Interesting thinking about the research on urban resilience in this post from Joe Ravetz, and the proposal of a synergistic way of going about urban transitions. The technological is not isolated. We know this, but it doesn’t translate into our energy and climate research. I think we need to question, however, the “value creation” aspect of the synergistic city-region: does this assume a continuation of the capitalist system of value creation? If so, then we must think about where we position these sorts of urban resiliences politically. The “synergistic” city-region model of urban resilience is a good first step, moving past the silo-ed purely techno-economic views, but we also need to think about opening up spaces for political action such that our sustainability agendas are also radically democratic.

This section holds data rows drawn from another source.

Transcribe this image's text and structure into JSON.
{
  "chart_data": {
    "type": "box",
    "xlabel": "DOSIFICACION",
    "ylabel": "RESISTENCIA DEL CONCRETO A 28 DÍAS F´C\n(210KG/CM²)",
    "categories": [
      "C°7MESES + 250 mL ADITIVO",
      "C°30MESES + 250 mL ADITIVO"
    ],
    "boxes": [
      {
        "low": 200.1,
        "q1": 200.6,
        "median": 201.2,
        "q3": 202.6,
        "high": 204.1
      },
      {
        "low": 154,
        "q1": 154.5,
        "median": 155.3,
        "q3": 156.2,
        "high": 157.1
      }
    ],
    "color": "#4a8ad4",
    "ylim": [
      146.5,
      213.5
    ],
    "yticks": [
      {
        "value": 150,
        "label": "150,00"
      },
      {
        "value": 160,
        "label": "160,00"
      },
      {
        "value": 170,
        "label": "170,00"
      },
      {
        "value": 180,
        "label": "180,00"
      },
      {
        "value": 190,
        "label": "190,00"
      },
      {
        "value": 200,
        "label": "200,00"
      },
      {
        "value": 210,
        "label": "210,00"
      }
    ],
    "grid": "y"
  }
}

Energy/climate issues are central, and there is much work to be done!
Joe Ravetz reviews experience from ‘CURE-1’ (Centre for Urban & Regional Ecology), and the prospects for ‘CURE-2’ – Centre for Urban Resilience & Energy.
The text is based on an editorial for the Special Issue on ‘Urban Ecology and Resilience’, Town and Country Planning, October 2013. The Special Issue can be found here.
The first generation CURE – Centre for Urban & Regional Ecology – was set up in 2001 at the University of Manchester to work on ‘sustainable city-regions’: as promoted by the TCPA2: and explored in the large-scale case study City-Region 20203. Since then, models for urban planning and environmental policy have come and gone; but the state of the art in knowledge has made (we think) some progress. As CURE continues to evolve, from ‘urban ecology’ towards the wider agenda for ‘urban resilience’, we are keen to continue the debate.